Frankly, I’ve always perceived such efforts as more than a little inadequate to the task at hand. Shit, after all, even on a pinecone, is still shit. Likewise, there’s a good reason why the makers of incense don’t market a patchouli and crap stick. As we say in the south, you can ‘pretty up’ a pig by slapping a dress on it, but in the end, it’s still a pig.
Despite their insistence that the new SAT will better predict student ability while reducing unfairness by eliminating culture-bound items like analogies, the announced changes actually overlook the largest problems with standardized tests.
In fact, whatever cultural bias the ETS has eliminated with the ban on analogies will likely be re-triggered with the addition of a ‘writing’ section, whose graders no doubt will emphasize stylistically and grammatically Standard English, marking students down whose writing style employs idioms, phrases, or merely word patterns more common to communities of color.
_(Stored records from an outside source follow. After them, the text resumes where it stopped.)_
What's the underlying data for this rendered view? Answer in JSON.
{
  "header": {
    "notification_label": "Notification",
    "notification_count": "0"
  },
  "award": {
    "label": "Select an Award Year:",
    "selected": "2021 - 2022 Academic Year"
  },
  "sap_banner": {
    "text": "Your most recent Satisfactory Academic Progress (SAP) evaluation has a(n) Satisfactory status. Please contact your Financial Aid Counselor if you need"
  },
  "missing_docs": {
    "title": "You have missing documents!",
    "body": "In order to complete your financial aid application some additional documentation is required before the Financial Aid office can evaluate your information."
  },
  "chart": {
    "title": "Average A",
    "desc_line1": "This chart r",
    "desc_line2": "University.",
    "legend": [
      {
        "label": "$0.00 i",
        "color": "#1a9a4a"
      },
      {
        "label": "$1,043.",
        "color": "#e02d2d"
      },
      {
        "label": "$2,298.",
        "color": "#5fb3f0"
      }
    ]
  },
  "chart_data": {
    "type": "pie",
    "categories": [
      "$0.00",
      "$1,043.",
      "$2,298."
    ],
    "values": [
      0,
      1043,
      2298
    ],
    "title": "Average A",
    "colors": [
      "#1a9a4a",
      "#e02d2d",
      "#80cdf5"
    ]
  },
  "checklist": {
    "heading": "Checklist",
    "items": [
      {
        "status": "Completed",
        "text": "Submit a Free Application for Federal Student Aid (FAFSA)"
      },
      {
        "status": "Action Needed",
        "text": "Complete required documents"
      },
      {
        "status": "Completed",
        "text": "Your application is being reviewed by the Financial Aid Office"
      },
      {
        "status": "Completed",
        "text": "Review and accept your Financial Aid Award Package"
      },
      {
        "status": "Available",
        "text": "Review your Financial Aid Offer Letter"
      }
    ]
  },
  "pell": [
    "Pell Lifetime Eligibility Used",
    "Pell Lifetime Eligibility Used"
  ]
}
Poetic license will have no place, one suspects, on the SAT writing test.
The fact is, even if such biased items are removed from the SAT, the unequal educational experience of the students taking the test—especially in terms of class and race—all but guarantees a persistent scoring gap between whites on the one hand, and blacks, American Indians or Latinos on the other.
But indeed, even tracking isn’t the biggest issue here. Oh sure, it matters. On the one hand it means that certain students of color will be underexposed to the kind of material found on a test like the SAT; and on the other hand it means that certain students—especially whites and many Asians who are presumed to be ‘good at math’ early on, and thus tracked accordingly—will have an edge going in to the test. But still, tracking is not the clincher that makes the SAT inherently problematic.
The first is what Claude Steele, Chair of the Psychology department at Stanford University has called ‘stereotype threat.’ As Steele and his colleagues have noted in a number of ingenious experiments, black students take standardized tests under a cloud of group suspicion that hinders performance—suspicion on the part of the larger society that they are less intelligent and capable than others.
As proof that it is stereotype threat and not inherent ability differences that explain racial gaps on standardized admissions tests, Steele notes that when the same test questions are given to whites and blacks in experimental settings, and yet the students are told that the results are not indicative of ability, and will not be graded, the stereotype threat dissipates and they perform as well as their white counterparts.
And finally, racial gaps are ultimately a function of the way that tests like the SAT are developed. Indeed, the gaps are all but built-in.
But as ETS concedes, questions chosen for future use must produce (in the pre-test phase) similar gaps between test-takers as existed in the overall test taken at that time. In other words, questions are rarely if ever selected for future use if students who received lower scores overall answer that particular question correctly as often or more often than those who scored higher overall.
In practice, questions answered correctly by blacks more than whites have been routinely excluded from future use on the SAT. Although questions that whites answer correctly 30% more often than blacks are allowed to remain on the test, questions answered correctly even 7% more often by blacks than whites have been thrown out.
Essentially, the company’s position is that for any question to have ‘predictive validity,’ it should be answered correctly or incorrectly in rough proportion to the overall number of correct or incorrect answers given by test-takers. But since the general scores have tended to exhibit a racial gap, such logic results in the virtual guarantee of maintaining that gap, as a function of test development itself.
Interestingly, as testing expert Jay Rosner has demonstrated, the makers of the SAT could reduce the racial gap between whites and blacks while still maintaining the same level of overall test difficulty by choosing questions that, although equally tough, produce less differentiation between white and black test-takers. That instead they maximize these differences by way of the questions they choose, and that reforms of this nature are not being offered by ETS indicates how unconcerned they truly are about test fairness.
SAT gaps of as many as 300 points between two students (or groups of students) can be completely insignificant in terms of indicating actual ability differences, and gaps of 125 points between students are considered random by the test-makers themselves, and say nothing about the different abilities of the students in question.
If ETS wants to promote fairness—and indeed they insist that they are committed to changing the unequal educational system that helps produce scoring gaps—they must first stop promoting a test battery that replicates and reinforces that inequity. If they wish to provide tests purely for the purpose of gauging how much is being taught and learned in K-12 schools, so be it.